The Dow Jones Industrial Average fell 300 points as of 10:10 am Thursday after the Institute for Supply Management reported the second-lowest reading for the US services sector since the Great Recession. The market reduced its loss to 100 points by 10:30 am.

Earlier this week, ISM reported a plunge in its manufacturing index to the lowest level since 2009. With manufacturing in recession and services barely growing, the US economy is tipping towards recession. The US stock market has now lost almost 5% of its value during the past week.

This isn’t looking like “the greatest economy that we’ve had in our history, the best,” as President Donald Trump has characterized it. Yesterday I asked whether Trump could step back from the trade war with China in time to avoid a recession. After this morning’s data, the answer evidently is, “Perhaps not.”

Capital investment and manufacturing both shrank during the second half but consumer spending kept the economy growing at a 2% annual rate during the third quarter. With employment barely growing according to the ISM survey, consumers are likely to save rather than spend. As many economists have observed, consumer survey data shows far less optimism about the future than about present conditions, a warning sign of consumer caution. 

In a separate report, the Census Bureau reported a decline in new orders for nondefense capital goods. Year-on-year, capital goods orders are down about 2%.

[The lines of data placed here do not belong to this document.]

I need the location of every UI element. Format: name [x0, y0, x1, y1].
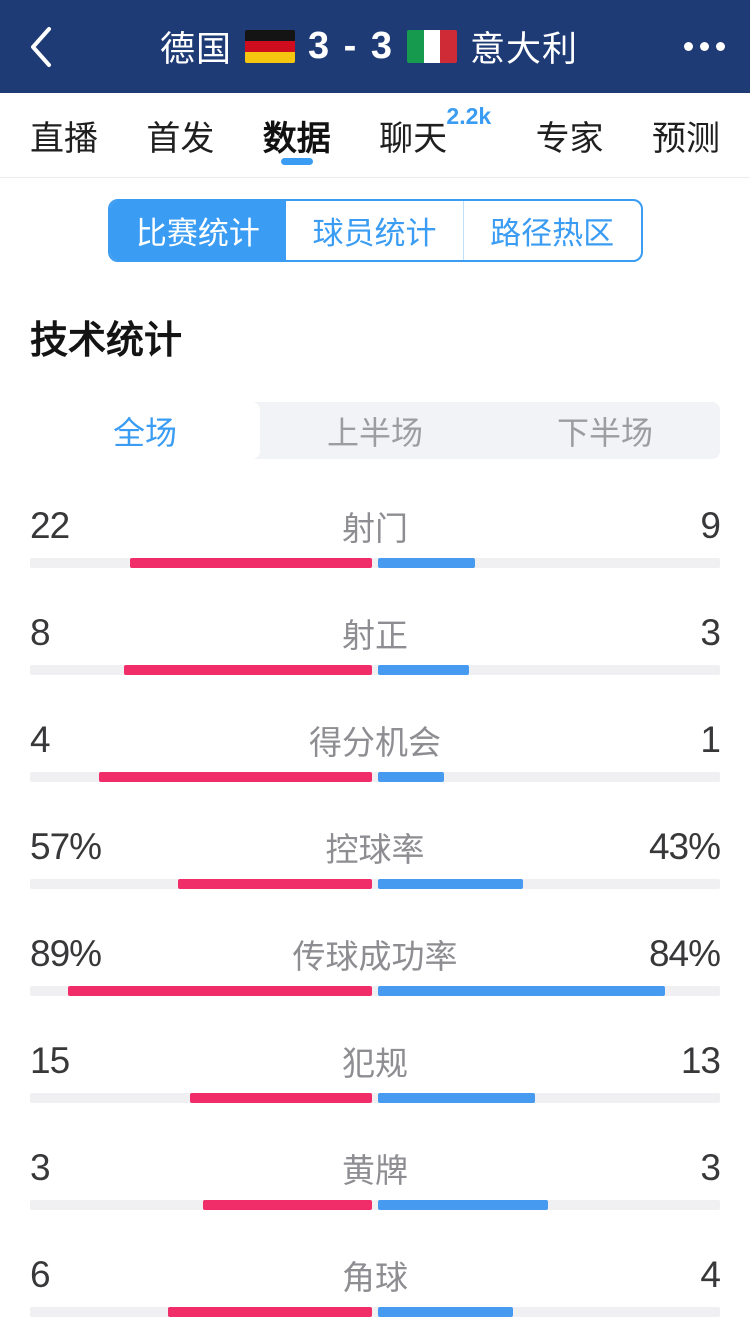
away-value: 43%: [648, 826, 721, 867]
home-bar: [202, 1200, 372, 1210]
stat-bar-track: [30, 1307, 720, 1317]
segment-match-stats[interactable]: 比赛统计: [109, 201, 287, 260]
away-bar: [378, 986, 665, 996]
period-tab-bar: 全场 上半场 下半场: [30, 402, 720, 459]
period-first-half[interactable]: 上半场: [326, 414, 423, 451]
stat-row: 22 射门 9: [30, 472, 721, 579]
home-value: 3: [30, 1147, 51, 1188]
score: 3 - 3: [307, 25, 395, 67]
period-second-half[interactable]: 下半场: [556, 414, 653, 451]
away-bar: [378, 1200, 548, 1210]
stat-label: 控球率: [325, 831, 425, 868]
stat-bar-track: [30, 879, 720, 889]
stat-bar-track: [30, 986, 720, 996]
active-tab-underline: [280, 157, 313, 165]
tab-expert[interactable]: 专家: [535, 119, 604, 158]
home-bar: [124, 665, 372, 675]
away-bar: [378, 558, 476, 568]
away-value: 1: [700, 719, 721, 760]
stat-row: 57% 控球率 43%: [30, 793, 721, 900]
home-bar: [67, 986, 372, 996]
stat-bar-track: [30, 772, 720, 782]
stat-bar-track: [30, 665, 720, 675]
header: 德国 3 - 3 意大利: [0, 0, 750, 93]
stat-label: 角球: [342, 1259, 408, 1296]
more-button[interactable]: [669, 17, 725, 77]
away-value: 13: [680, 1040, 721, 1081]
stat-bar-track: [30, 1200, 720, 1210]
home-bar: [130, 558, 372, 568]
home-value: 89%: [30, 933, 102, 974]
away-value: 84%: [648, 933, 721, 974]
stat-bar-track: [30, 1093, 720, 1103]
away-bar: [378, 665, 470, 675]
home-bar: [99, 772, 372, 782]
stat-type-switcher: 比赛统计 球员统计 路径热区: [0, 199, 750, 262]
period-full[interactable]: 全场: [30, 402, 260, 459]
stat-label: 犯规: [342, 1045, 408, 1082]
home-bar: [190, 1093, 372, 1103]
home-value: 15: [30, 1040, 70, 1081]
section-title: 技术统计: [30, 320, 183, 362]
stat-row: 6 角球 4: [30, 1221, 721, 1328]
tab-lineup[interactable]: 首发: [146, 119, 215, 158]
home-value: 22: [30, 505, 70, 546]
home-value: 6: [30, 1254, 51, 1295]
stat-row: 89% 传球成功率 84%: [30, 900, 721, 1007]
home-value: 8: [30, 612, 51, 653]
home-bar: [168, 1307, 372, 1317]
segment-heatmap[interactable]: 路径热区: [462, 201, 641, 260]
stats-list: 22 射门 9 8 射正 3 4 得分机会 1 57% 控球率 43% 89% 传球成功率 84% 15 犯规 1…: [0, 472, 750, 1328]
home-bar: [178, 879, 372, 889]
home-value: 57%: [30, 826, 102, 867]
tab-data[interactable]: 数据: [263, 93, 331, 178]
tab-predict[interactable]: 预测: [651, 119, 720, 158]
away-value: 4: [700, 1254, 721, 1295]
stat-label: 传球成功率: [292, 938, 458, 975]
stat-row: 8 射正 3: [30, 579, 721, 686]
stat-label: 射正: [342, 617, 408, 654]
italy-flag-icon: [407, 30, 458, 63]
tab-live[interactable]: 直播: [30, 119, 98, 158]
tab-chat[interactable]: 聊天 2.2k: [379, 102, 492, 158]
back-button[interactable]: [25, 17, 69, 77]
away-bar: [378, 772, 444, 782]
match-title: 德国 3 - 3 意大利: [160, 21, 578, 72]
stat-row: 4 得分机会 1: [30, 686, 721, 793]
nav-tab-bar: 直播 首发 数据 聊天 2.2k 专家 预测: [0, 93, 750, 178]
home-value: 4: [30, 719, 51, 760]
away-bar: [378, 1307, 513, 1317]
stat-label: 黄牌: [342, 1152, 408, 1189]
chevron-left-icon: [31, 26, 51, 67]
away-value: 3: [700, 612, 721, 653]
home-team-name: 德国: [159, 30, 232, 69]
away-team-name: 意大利: [470, 30, 579, 69]
germany-flag-icon: [244, 30, 295, 63]
stat-label: 射门: [342, 510, 408, 547]
segment-player-stats[interactable]: 球员统计: [312, 216, 437, 251]
away-value: 3: [700, 1147, 721, 1188]
away-value: 9: [700, 505, 721, 546]
stat-bar-track: [30, 558, 720, 568]
away-bar: [378, 879, 524, 889]
away-bar: [378, 1093, 536, 1103]
stat-row: 15 犯规 13: [30, 1007, 721, 1114]
ellipsis-icon: [683, 42, 693, 51]
chat-count-badge: 2.2k: [446, 102, 492, 129]
stat-label: 得分机会: [309, 724, 441, 761]
stat-row: 3 黄牌 3: [30, 1114, 721, 1221]
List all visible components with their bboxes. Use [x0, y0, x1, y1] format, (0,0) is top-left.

The United States is running a trillion-dollar budget deficit and an expansionary monetary policy. The combination of fiscal and monetary stimulus has supported growth in consumer spending. It also has buoyed stock prices, as large US companies borrow at low rates and pass the proceeds on to their shareholders in the form of equity buybacks and dividends. This is a fragile state of affairs. Trump’s economic advisers should have explained to him that the economy has been on a sugar high and might be subject to a sharp letdown.

Consumer survey data, for example the widely-followed University of Michigan Survey, indicate uncertainty among consumers. If hiring in the services sector slows sharply in line with the ISM report, consumers will retrench and US economic growth will slow to a halt.